6. Pulmonary embolism. Diagnosis and diagnostic difficulties.

From greek.doctor

Pulmonary embolism (PE) is a form of venous thromboembolism and is a serious complication of deep vein thrombosis which can lead to death in 30 – 60% of cases, and is more common in case of proximal DVT.

PE is classified into three different types:

  • Nonmassive PE
  • Submassive PE
  • Massive PE

Massive pulmonary embolism refers to PE which causes obstructive shock and haemodynamic instability, usually because of a saddle-thrombus (thrombus at the pulmonary trunk bifurcation). Submassive PE causes RV dysfunction but not haemodynamical instability. Nonmassive PE causes neither.

Risk factors

  • Hereditary pro-coagulant mutation (Leiden, AT III def, etc.)
  • Immobility
  • Post-surgery
  • Smoking
  • Obesity

Clinical features

Pulmonary embolism has no specific symptoms and can be difficult to recognise clinically. Symptoms occur acutely and are not specific for PE. The most common symptoms include dyspnoea, pleuritic chest pain, dizziness, and cough. Other possible symptoms include tachypnoea, haemoptysis, and jugular vein distension. Symptoms of DVT may be present. Massive PE gives syncope or haemodynamic instability.

Diagnosis and evaluation

When PE is suspected, we calculate the pre-test probability of PE to determine how to proceed, as for DVT. The pre-test probability of PE can be calculated with the Wells score for PE (which is different from the one for DVT), or the revised Geneva score.

  • Low or intermediate pre-test probability for PE
    • -> measure D-dimer
      • D-dimer negative: PE excluded
      • D-dimer positive: perform CTPA
  • High pre-test probability for PE
    • -> perform CTPA

In patients with low pre-test probability, the pulmonary embolism rule-out criteria (PERC) may be applied. If all these eight criteria are fulfilled, PE is excluded, and D-dimer testing is not necessary.

Imaging

The gold standard for PE diagnosis is CT pulmonary angiography (CTPA), a rapid sequence with IV contrast where the CT scanner spirals around the patient in one breath hold. The scan itself takes only seconds, but the whole procedure including administration of contrast and set-up takes up to 10 minutes.

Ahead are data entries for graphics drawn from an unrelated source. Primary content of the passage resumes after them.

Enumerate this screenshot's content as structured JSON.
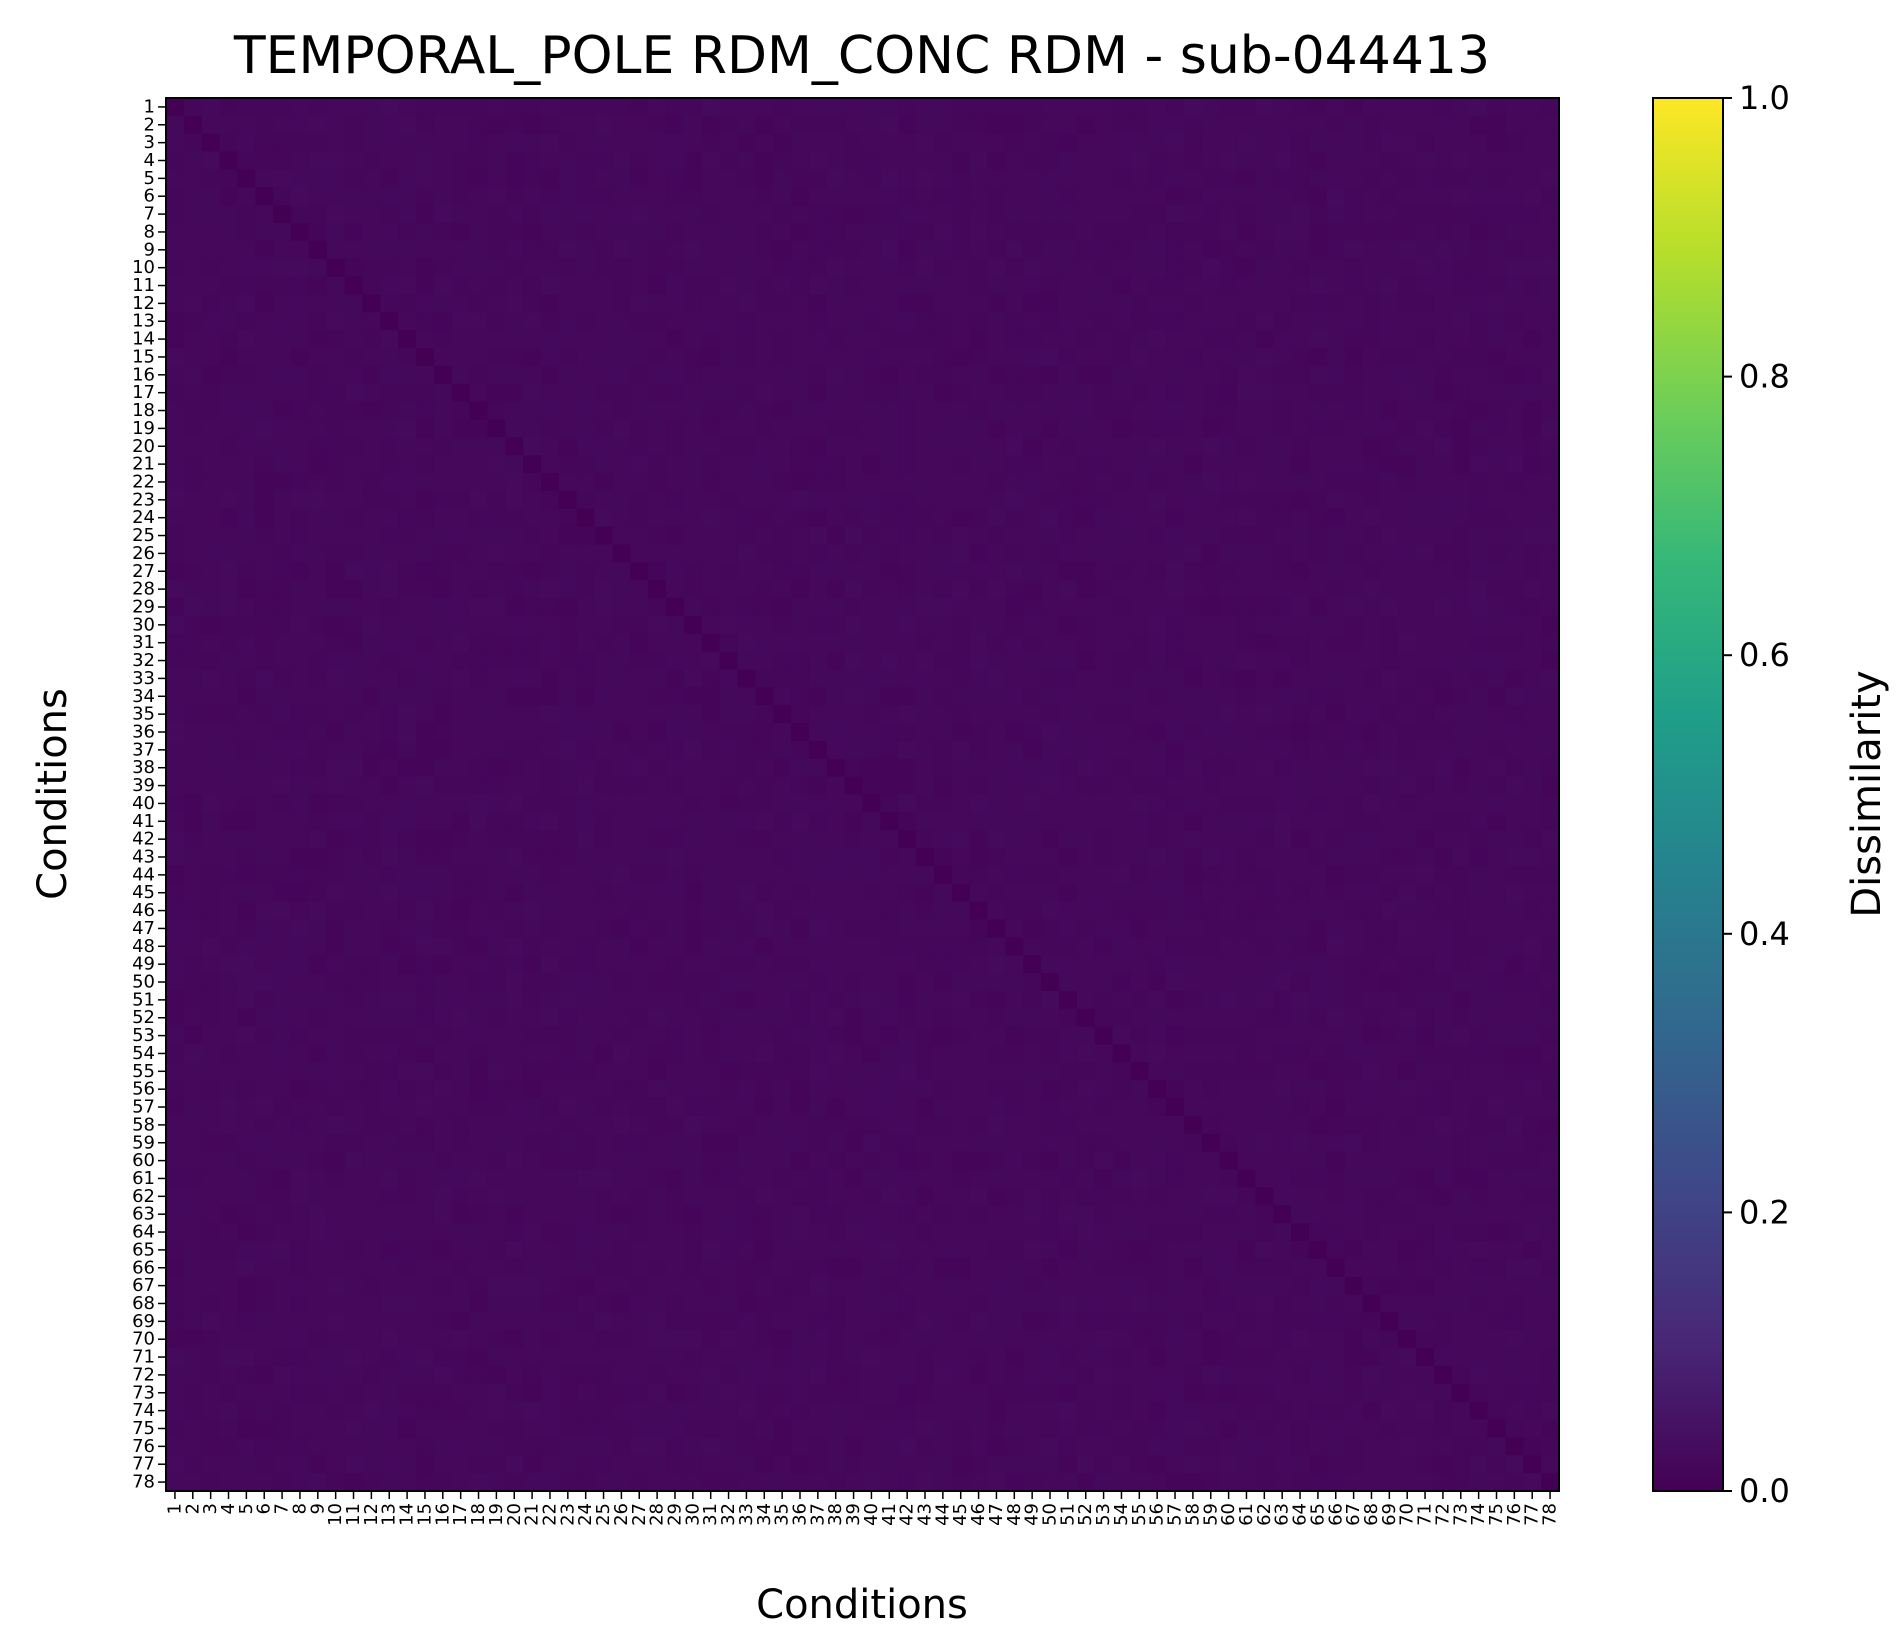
{
  "chart_data": {
    "type": "heatmap",
    "title": "TEMPORAL_POLE RDM_CONC RDM - sub-044413",
    "xlabel": "Conditions",
    "ylabel": "Conditions",
    "n": 78,
    "row_labels": [
      "1",
      "2",
      "3",
      "4",
      "5",
      "6",
      "7",
      "8",
      "9",
      "10",
      "11",
      "12",
      "13",
      "14",
      "15",
      "16",
      "17",
      "18",
      "19",
      "20",
      "21",
      "22",
      "23",
      "24",
      "25",
      "26",
      "27",
      "28",
      "29",
      "30",
      "31",
      "32",
      "33",
      "34",
      "35",
      "36",
      "37",
      "38",
      "39",
      "40",
      "41",
      "42",
      "43",
      "44",
      "45",
      "46",
      "47",
      "48",
      "49",
      "50",
      "51",
      "52",
      "53",
      "54",
      "55",
      "56",
      "57",
      "58",
      "59",
      "60",
      "61",
      "62",
      "63",
      "64",
      "65",
      "66",
      "67",
      "68",
      "69",
      "70",
      "71",
      "72",
      "73",
      "74",
      "75",
      "76",
      "77",
      "78"
    ],
    "col_labels": [
      "1",
      "2",
      "3",
      "4",
      "5",
      "6",
      "7",
      "8",
      "9",
      "10",
      "11",
      "12",
      "13",
      "14",
      "15",
      "16",
      "17",
      "18",
      "19",
      "20",
      "21",
      "22",
      "23",
      "24",
      "25",
      "26",
      "27",
      "28",
      "29",
      "30",
      "31",
      "32",
      "33",
      "34",
      "35",
      "36",
      "37",
      "38",
      "39",
      "40",
      "41",
      "42",
      "43",
      "44",
      "45",
      "46",
      "47",
      "48",
      "49",
      "50",
      "51",
      "52",
      "53",
      "54",
      "55",
      "56",
      "57",
      "58",
      "59",
      "60",
      "61",
      "62",
      "63",
      "64",
      "65",
      "66",
      "67",
      "68",
      "69",
      "70",
      "71",
      "72",
      "73",
      "74",
      "75",
      "76",
      "77",
      "78"
    ],
    "value_range": [
      0.0,
      1.0
    ],
    "diagonal_value": 0.0,
    "off_diagonal_approx": 0.02,
    "colormap": "viridis",
    "colorbar": {
      "label": "Dissimilarity",
      "ticks": [
        "0.0",
        "0.2",
        "0.4",
        "0.6",
        "0.8",
        "1.0"
      ],
      "tick_values": [
        0.0,
        0.2,
        0.4,
        0.6,
        0.8,
        1.0
      ]
    },
    "grid": false
  },
  "colors": {
    "viridis_stops": [
      "#440154",
      "#482878",
      "#3e4989",
      "#31688e",
      "#26828e",
      "#1f9e89",
      "#35b779",
      "#6ece58",
      "#b5de2b",
      "#fde725"
    ]
  }
}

CTPA shows pulmonary emboli as partial or complete filling defects located within the contrast-enhanced lumens of the pulmonary arteries. It's a highly specific and sensitive examination for PE.

An alternative to CTPA is V/Q scan, but this is rarely needed.

Echocardiography is useful in PE, as it allows for ruling out other differential diagnoses (tamponade, myocardial ischaemia, valvular disease, etc.), and in case of massive PE right ventricular strain may be visible.

Chest radiography is not used for evaluation of PE, but in 2% of cases, the Westermark sign may be present. This is only seen in large emboli and is characterised by the distal blood vessels of a lung being collapsed and therefore smaller than normal, called focal peripheral hyperlucency.